K. N. Haque, FRCP(Ed), FRCP(Ir), FAAP, DCH, DTM&H*, A. Hamid Chagia, PhD, RM(AAM), RM(CCM)** and Dr M. M. Shaheed, MD, MRCP, DCH*

*Division of Neonatology, College of Medicine and King Khalid University Hospital PO Box 2925, Riyadh 11461, Saudi Arabia
**Department of Microbiology, Department of Pediatrics, College of Medicine and King Khalid University Hospital PO Box 2925, Riyadh 11461, Saudi Arabia

In a retrospective study to determine the pattern of neonatal sepsis, all cases admitted to the Neonatal Intensive Care Unit (NICU) between October 1983 and July 1988 at King Khalid University Hospital, in Riyadh were studied. During the review period there were a total of 2117 admissions to the NICU. Of those 1252 (59 per cent) underwent septic screening sometimes during their stay in the NICU. The number of babies with proven bacteremia, i.e.; positive blood and or cerebrospinal fluid culture was 190 (15 per cent). Gram-positive organisms were cultured from 132 (69 per cent) and Gram-negative organisms from 47 (25 per cent) of the babies.
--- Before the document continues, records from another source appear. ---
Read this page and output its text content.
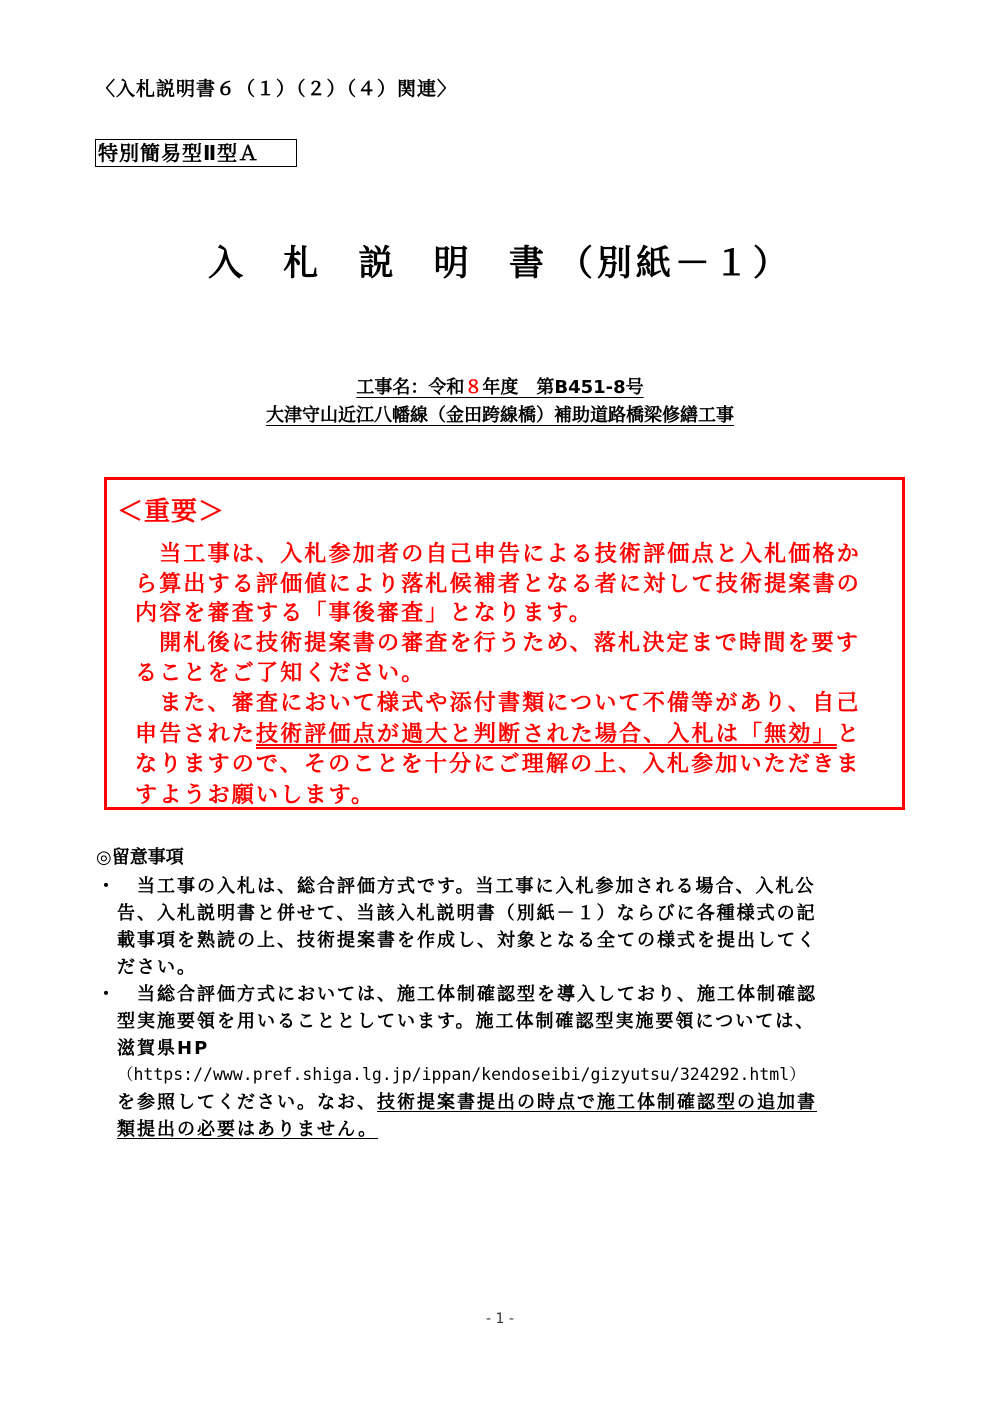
〈入札説明書６（１）（２）（４）関連〉
特別簡易型Ⅱ型Ａ
入 札 説 明 書（別紙－１）
工事名：令和８年度　第B451-8号
大津守山近江八幡線（金田跨線橋）補助道路橋梁修繕工事
＜重要＞
　当工事は、入札参加者の自己申告による技術評価点と入札価格か
ら算出する評価値により落札候補者となる者に対して技術提案書の
内容を審査する「事後審査」となります。
　開札後に技術提案書の審査を行うため、落札決定まで時間を要す
ることをご了知ください。
　また、審査において様式や添付書類について不備等があり、自己
申告された技術評価点が過大と判断された場合、入札は「無効」と
なりますので、そのことを十分にご理解の上、入札参加いただきま
すようお願いします。
◎留意事項
・ 　当工事の入札は、総合評価方式です。当工事に入札参加される場合、入札公
告、入札説明書と併せて、当該入札説明書（別紙－１）ならびに各種様式の記
載事項を熟読の上、技術提案書を作成し、対象となる全ての様式を提出してく
ださい。
・ 　当総合評価方式においては、施工体制確認型を導入しており、施工体制確認
型実施要領を用いることとしています。施工体制確認型実施要領については、
滋賀県HP
（https://www.pref.shiga.lg.jp/ippan/kendoseibi/gizyutsu/324292.html）
を参照してください。なお、技術提案書提出の時点で施工体制確認型の追加書
類提出の必要はありません。
- 1 -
The single most frequent organism was Staphylococcus epidermidis accounting for 36 per cent (58/190) of all proven cases.

These results differ appreciably from other studies reported previously from Riyadh as well as from some other parts of the world, and stress the need to recognize Staphylococcus epidermidis as an increasingly important pathogen in the newborn nursery.